Server Version#: 4.47.3
Player Version#: 7.11 (iOS)
Hi!
Hi I have two problems but I think one of them can be ignored (Problem 1) but not sure if it is related to problem 2 which I need help with.
Problem 1:
My Plex server says Not available outside your network but I can see my media library and play the files when I access through my iOS app when I am on mobile data. I have disabled relay so I know that there is a direct connection. I have tested that the port is open (20001) which I use with reverse proxy on my synology (see below). I don’t understand why it says Not available outside your network when it actually seems to work? Am I missing something, can I ignore it or what could be wrong? I have made sure I don’t have double-NAT too. I think this problem can be ignored because I was told in a reddit post that this indicator is not that reliable.
Problem 2:
If you read below in my setup you will see that I use a reverse proxy where my source protocol is HTTPS and destination protocol is HTTP just as in the guide I am referring to below. However, if I start a stream on my iPhone and look at the server dashboard, the playback don’t have that padlock icon that indicates that this is a secure connection. I also checked in tatutulli that says “insecure connection” for the same playback. I want my stream to be secure but can’t figure out what it is. Not sure if this indication is false because I do have secured connection set to required. Any ideas?
Here is my setup and some additional info:
Plex running inside docker (docker-compose) with host as network mode. I use the official docker image
Docker runs on synology DS920+
I have disabled UPnP on my router
I have port forwarded port 20001 (not the real port but lets use it for this post)
I have setup DDNS according to this guide with lets encrypt certificate. Only difference I have compared to the guide is that I don’t have port 443, 80 forwarded. I removed this after I received the certificate.
Plex server version 4.47.3
I have followed this guide for remote access over https except I use port 20001 instead of 9005.
I have enabled firewall but the same problem is present with firewall disabled.
Under settings -> Remote access I have manually specify public port set to 20001.
Under settings -> network I have secure connection set to required.
I have generated my custom certificate and chosen a path for it, password etc according to to a guide I found in these forums but I cant post a link to it because I am a new user and only 2 links are allowed. I can post it in a reply if you need to see it.
One important thing worth mentioning is that I don’t have this problem at all when I go to settings -> network and disable secure connection…
Ok but since the reverse proxy is on the NAS and the plex media server is on the NAS, does it mean that it is https between the remote client and the NAS at least? So basically everything that is over the internet is secured?
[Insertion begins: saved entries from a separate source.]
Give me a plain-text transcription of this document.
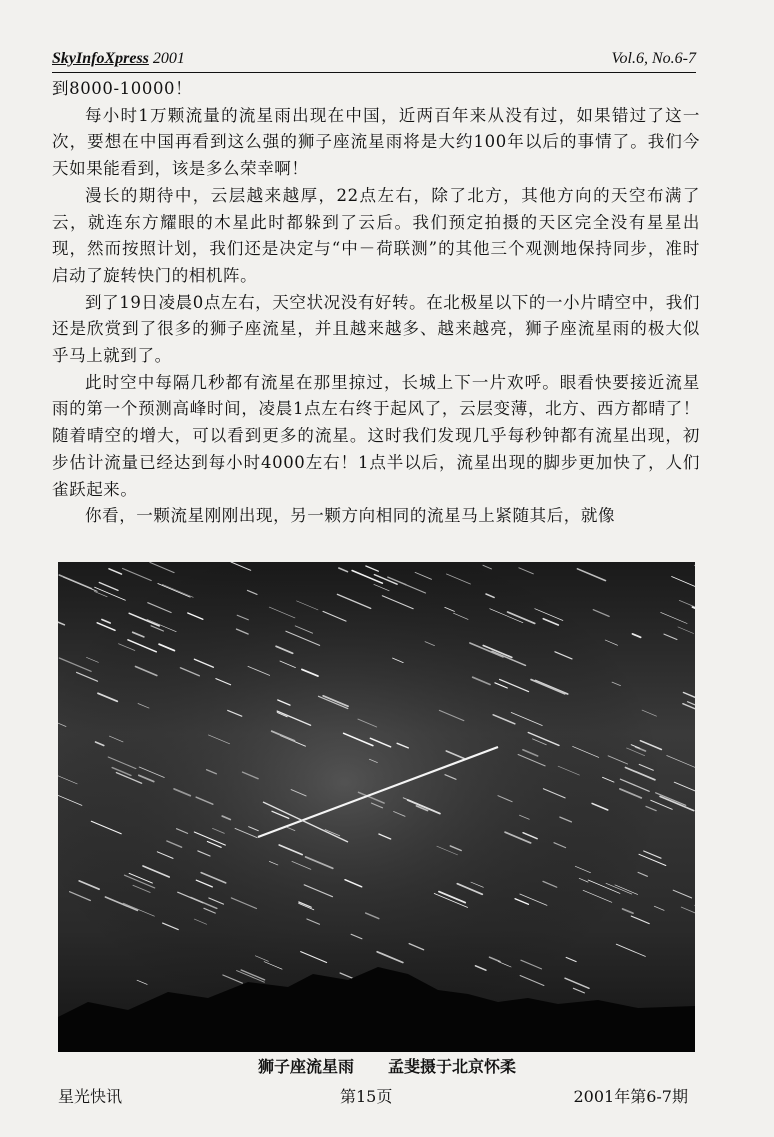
SkyInfoXpress 2001	Vol.6, No.6-7

到8000-10000！

每小时1万颗流量的流星雨出现在中国，近两百年来从没有过，如果错过了这一次，要想在中国再看到这么强的狮子座流星雨将是大约100年以后的事情了。我们今天如果能看到，该是多么荣幸啊！

漫长的期待中，云层越来越厚，22点左右，除了北方，其他方向的天空布满了云，就连东方耀眼的木星此时都躲到了云后。我们预定拍摄的天区完全没有星星出现，然而按照计划，我们还是决定与“中－荷联测”的其他三个观测地保持同步，准时启动了旋转快门的相机阵。

到了19日凌晨0点左右，天空状况没有好转。在北极星以下的一小片晴空中，我们还是欣赏到了很多的狮子座流星，并且越来越多、越来越亮，狮子座流星雨的极大似乎马上就到了。

此时空中每隔几秒都有流星在那里掠过，长城上下一片欢呼。眼看快要接近流星雨的第一个预测高峰时间，凌晨1点左右终于起风了，云层变薄，北方、西方都晴了！随着晴空的增大，可以看到更多的流星。这时我们发现几乎每秒钟都有流星出现，初步估计流量已经达到每小时4000左右！1点半以后，流星出现的脚步更加快了，人们雀跃起来。

你看，一颗流星刚刚出现，另一颗方向相同的流星马上紧随其后，就像

狮子座流星雨 孟斐摄于北京怀柔
星光快讯	第15页	2001年第6-7期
I tried to find a way to see if the playback was over https on the client but couldn’t.
Not sure what you mean by this but I am pretty sure that my client connects via the reverse proxy because the router forwards port 20001 internal and external and the only place I map 20001 to 32400 (docker plex) is at the reverse proxy. And I can access my media server this way and there is no other way so pretty sure this is going through the reverse proxy. Maybe I misunderstood what you meant?
Router forwards 20001 internal and external port to ip address of NAS. Then in the reverse proxy on my NAS I do the following:
I am pretty sure they are not in conflict because the second guide actually says that you have to do the first guide before doing the second one. The thing about the certificate is something I did because secure connection did not work without actually specifying a custom certificate.
I don’t have the best answer to this but I guess because it is nice to have everything that is exposed from the NAS in one place. I know I can just forward an external port on the router and map it to internal 32400. But yeah, I dont have the best answer for why exactly.
You mean basically just clear all these three fields on the server?
If I remove all this I can no longer access the media server through mobile data through my proxy.
You have an image on the reverse proxy, it is set to https? Or do you mean that the destination should be HTTPS?
I clear the three fields for custom certificate that I had a screenshot of above and instead added https://xxxxx.synology.me:20001 to the Custom server access URL. This made it possible to access the media server from mobile data but the dashboard still did not show it as a secure connection. Also it felt more laggy this way rather than not having anything in Custom server access URL and instead fill in the three fields from the above screenshot.
I hope I answered every part clearly The most important part for me is to actually find out wether to part that goes over the internet is actually secured.
Yes. If the reverse proxy only offers HTTPS (not HTTP) to clients, then Internet connections are secured.
Sounds good, looks good.
I was confused because you’ve got Secure connections = Required enabled in Plex.
So why is Plex responding to HTTP connections? I apologize - I forgot that it only blocks remote HTTP connections. It still allows local HTTP connections.
Because the reverse proxy is on the same box as Plex, those HTTP connections are still allowed.
If everything is working, the status on the Remote Access screen isn’t critical.
The most important part for me is to actually find out wether to part that goes over the internet is actually secured.